Road - road/trackway, Kilrainy, Co. Kildare
Co. Kildare |
Roads & Tracks
A short stretch of disused trackway in Kilrainy, County Kildare, tells a quiet story through the way it bends rather than the direction it goes. Roughly three to five metres wide and traceable for about 150 metres along an east-west line, it is defined on either side by a very low scarp, the kind of slight earthen edge that forms over long years of use and becomes almost invisible unless the light catches it at the right angle. What draws the eye, though, is the fork at its eastern end, where the track splits, one branch heading north-east and the other south-east, as if whatever traffic once used it needed to reach two quite different destinations.
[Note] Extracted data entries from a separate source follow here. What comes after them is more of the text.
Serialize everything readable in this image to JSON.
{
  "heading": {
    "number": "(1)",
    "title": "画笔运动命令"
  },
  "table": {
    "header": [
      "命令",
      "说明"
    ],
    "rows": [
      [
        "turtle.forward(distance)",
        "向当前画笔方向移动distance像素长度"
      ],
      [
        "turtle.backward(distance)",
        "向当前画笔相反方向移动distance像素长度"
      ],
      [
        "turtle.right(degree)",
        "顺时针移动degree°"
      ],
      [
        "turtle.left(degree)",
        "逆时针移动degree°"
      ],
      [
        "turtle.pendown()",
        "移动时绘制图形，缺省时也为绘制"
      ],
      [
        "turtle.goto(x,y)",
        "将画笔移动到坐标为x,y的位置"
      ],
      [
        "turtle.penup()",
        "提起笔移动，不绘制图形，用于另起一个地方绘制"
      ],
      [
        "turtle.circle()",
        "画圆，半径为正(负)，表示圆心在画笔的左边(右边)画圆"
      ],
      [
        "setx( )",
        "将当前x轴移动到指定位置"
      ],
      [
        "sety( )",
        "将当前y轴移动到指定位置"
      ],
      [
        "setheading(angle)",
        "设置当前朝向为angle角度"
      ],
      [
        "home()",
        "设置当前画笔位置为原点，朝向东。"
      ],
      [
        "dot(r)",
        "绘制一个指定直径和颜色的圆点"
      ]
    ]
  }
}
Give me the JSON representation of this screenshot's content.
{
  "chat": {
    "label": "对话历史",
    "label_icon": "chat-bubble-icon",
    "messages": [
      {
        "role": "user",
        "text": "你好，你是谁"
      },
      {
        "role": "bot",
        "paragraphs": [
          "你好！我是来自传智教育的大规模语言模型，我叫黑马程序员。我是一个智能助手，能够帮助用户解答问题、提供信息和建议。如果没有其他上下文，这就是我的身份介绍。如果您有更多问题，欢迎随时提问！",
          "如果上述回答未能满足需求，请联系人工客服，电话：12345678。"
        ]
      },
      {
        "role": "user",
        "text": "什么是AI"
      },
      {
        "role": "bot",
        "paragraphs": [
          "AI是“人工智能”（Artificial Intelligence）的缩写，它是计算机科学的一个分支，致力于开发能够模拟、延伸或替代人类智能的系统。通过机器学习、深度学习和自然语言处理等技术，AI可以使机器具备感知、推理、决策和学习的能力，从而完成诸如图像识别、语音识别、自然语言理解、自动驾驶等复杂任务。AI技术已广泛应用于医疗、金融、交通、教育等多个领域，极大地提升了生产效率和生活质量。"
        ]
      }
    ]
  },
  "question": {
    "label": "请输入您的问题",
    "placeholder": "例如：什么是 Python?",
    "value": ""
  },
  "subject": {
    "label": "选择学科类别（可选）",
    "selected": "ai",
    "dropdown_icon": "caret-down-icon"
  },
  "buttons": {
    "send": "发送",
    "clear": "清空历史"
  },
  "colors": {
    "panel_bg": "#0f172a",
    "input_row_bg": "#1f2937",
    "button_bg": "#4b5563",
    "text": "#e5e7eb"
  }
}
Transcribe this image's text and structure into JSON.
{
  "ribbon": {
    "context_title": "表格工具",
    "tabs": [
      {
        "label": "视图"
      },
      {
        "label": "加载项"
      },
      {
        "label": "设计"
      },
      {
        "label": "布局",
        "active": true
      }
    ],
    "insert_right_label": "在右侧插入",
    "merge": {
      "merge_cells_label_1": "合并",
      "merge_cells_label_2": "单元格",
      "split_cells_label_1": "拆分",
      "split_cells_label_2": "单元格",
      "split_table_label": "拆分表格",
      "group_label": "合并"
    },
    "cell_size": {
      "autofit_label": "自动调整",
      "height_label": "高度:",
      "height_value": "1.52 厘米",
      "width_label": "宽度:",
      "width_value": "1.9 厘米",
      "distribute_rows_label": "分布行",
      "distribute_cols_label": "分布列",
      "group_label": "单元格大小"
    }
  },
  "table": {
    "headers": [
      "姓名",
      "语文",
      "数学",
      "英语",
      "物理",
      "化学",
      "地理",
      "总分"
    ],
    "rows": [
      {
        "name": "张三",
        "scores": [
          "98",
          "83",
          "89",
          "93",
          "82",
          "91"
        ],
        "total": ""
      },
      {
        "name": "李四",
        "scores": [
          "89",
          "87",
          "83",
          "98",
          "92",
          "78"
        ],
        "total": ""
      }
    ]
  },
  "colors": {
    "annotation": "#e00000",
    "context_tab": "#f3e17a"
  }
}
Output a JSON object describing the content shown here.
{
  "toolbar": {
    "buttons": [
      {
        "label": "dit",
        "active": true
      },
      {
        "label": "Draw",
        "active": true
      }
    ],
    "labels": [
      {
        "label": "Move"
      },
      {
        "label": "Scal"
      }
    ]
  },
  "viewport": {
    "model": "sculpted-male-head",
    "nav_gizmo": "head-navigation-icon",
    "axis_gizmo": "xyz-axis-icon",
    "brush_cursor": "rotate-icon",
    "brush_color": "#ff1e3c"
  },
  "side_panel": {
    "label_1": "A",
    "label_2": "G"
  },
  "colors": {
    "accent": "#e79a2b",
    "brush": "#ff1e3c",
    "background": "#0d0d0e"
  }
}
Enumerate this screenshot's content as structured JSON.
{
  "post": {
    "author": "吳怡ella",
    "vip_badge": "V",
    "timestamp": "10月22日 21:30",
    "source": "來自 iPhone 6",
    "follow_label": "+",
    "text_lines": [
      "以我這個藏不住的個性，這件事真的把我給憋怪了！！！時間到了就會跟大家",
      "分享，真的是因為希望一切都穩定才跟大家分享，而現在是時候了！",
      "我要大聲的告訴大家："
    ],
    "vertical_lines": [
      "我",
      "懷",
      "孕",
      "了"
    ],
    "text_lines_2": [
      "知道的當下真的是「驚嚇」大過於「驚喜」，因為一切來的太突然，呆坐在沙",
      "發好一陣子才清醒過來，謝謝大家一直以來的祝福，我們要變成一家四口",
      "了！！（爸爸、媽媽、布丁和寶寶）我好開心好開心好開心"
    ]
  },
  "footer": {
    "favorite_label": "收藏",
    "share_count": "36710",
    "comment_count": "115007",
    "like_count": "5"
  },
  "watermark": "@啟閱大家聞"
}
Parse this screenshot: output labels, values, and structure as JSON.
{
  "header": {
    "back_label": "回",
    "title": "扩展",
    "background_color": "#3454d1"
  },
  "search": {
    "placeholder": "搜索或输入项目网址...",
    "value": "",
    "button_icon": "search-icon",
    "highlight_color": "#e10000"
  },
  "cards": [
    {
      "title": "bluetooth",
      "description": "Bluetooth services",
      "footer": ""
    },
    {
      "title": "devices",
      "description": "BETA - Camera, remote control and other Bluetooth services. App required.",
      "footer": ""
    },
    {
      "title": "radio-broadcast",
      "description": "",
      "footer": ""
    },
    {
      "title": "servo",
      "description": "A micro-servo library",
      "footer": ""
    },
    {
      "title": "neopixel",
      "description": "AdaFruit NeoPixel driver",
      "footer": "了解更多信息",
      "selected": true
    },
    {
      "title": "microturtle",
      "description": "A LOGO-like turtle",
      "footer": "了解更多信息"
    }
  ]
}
The track's course is not arbitrary. It passes deliberately to the north of what appears to be an ecclesiastical enclosure, the type of roughly circular or oval boundary, often a bank or ditch, that in Ireland frequently marks the early perimeter of a religious site. Within that enclosure lie the remains of a church and a graveyard. The trackway skirts around them rather than cutting through, a detail that suggests either respect for the sanctity of the site or, more practically, that the ground within was already understood as set apart and not to be disturbed. To the south lay Kilrainy House, and the trackway may well have served that property, functioning as an approach or service route that connected the house to the wider landscape while navigating around the older, ecclesiastical ground that predated it.